I just toast the bread to keep it from getting mushy and packed into the rest of the mash that I give my birds. They all eat from big bowls and can often stomp on their food. Having untoasted bread makes for "cement" when it is combined with the rest of the foods I offer.


----------



## Twodee94

sangs_becky said:


> hey there  you need to include some more foods into their diet, while getting ready to feed their chicks you have to introduce your tiels to soft foods. I usually give them these soft foods along with their regular seed diet all the time not only when they are breeding.
> 
> the soft food include :-
> 
> *sprouts* (wheat, mung beans, chick peas,millets, white corn, corn) my tiels love wheat sprouts, you can even sprout their seed mixes. Please avoid sprouting soy beans it is not good for your birds.
> 
> *egg food* :- you need to wash the eggs clean and make sure there is no dirt on their shells, boil them for 20 mins at least (i boil them for 20 mins exactly and i get a good dry mixture) and remove the shells microwave them for a minute or two and put them in a blender and make a them into tniy bits, then mash the eggs or add veggies like shredded carrots, green peas, corn, small cut pieces of brocoli and feed them to your birds ( you can add your tiels favorite veggies and that would make them show interest) this is a must food for breeding pairs as they get their calcuim from shells and protien from the eggs and of course the vitamins from the veggies.
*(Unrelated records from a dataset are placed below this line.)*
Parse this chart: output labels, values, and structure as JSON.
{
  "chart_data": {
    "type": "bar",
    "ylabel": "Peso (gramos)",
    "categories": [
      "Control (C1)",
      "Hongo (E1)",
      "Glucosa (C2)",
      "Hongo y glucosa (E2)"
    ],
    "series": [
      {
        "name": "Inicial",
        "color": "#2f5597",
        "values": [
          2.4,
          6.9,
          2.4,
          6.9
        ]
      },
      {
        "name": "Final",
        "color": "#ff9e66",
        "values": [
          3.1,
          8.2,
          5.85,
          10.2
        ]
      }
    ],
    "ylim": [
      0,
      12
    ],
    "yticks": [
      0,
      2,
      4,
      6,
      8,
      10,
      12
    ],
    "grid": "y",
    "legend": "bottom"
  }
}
You can also give them egg food when they feed chicks but make sure you *do not add the egg shells when they are feeding their chicks*. You can also add cooked brown rice to the egg food or also feed it separately with veggies
> Do not leave the egg food for long hours as it would become spoiled which in-turn would affect your birds health.
> 
> *soaked gorats*- soaked in a container with water for twelve hours can be fed to the breeding pairs every day , i even feed wheat berries soaked for sixteen hours in water.
> This can be fed as the first thing in the morning as you can serve them fresh from soaking them over night but please follow the mentioned time only then it would become soft enough.
> You can also try soaking their regular seeds for twelve hours over night and feed them fresh in the morning
> *Do not refrigerate any of the soaked seeds, soak small quantities and offer them as a fresh food the very same day, if stored for more than a day the soaked seeds would start to develop fungal molds which is very harmful for the birds and their babies.*
> 
> Unless you feed your birds a wide variety of food they may need a supplement while they have babies. You can buy premixed breeding formulas or mixtures, or parakeet chick feeds from some pet shops if you do not have the time to make your own food. If your birds only get the regular seed, this is hard for the babies to digest and they may not survive or may become weak. They can also get crop impaction from not being able to digest the seed without the additional crop milk from the hen
> 
> Good luck


I'm just making sure. So I can help by feeding the babies formula and the parents can still feed them seeds?


----------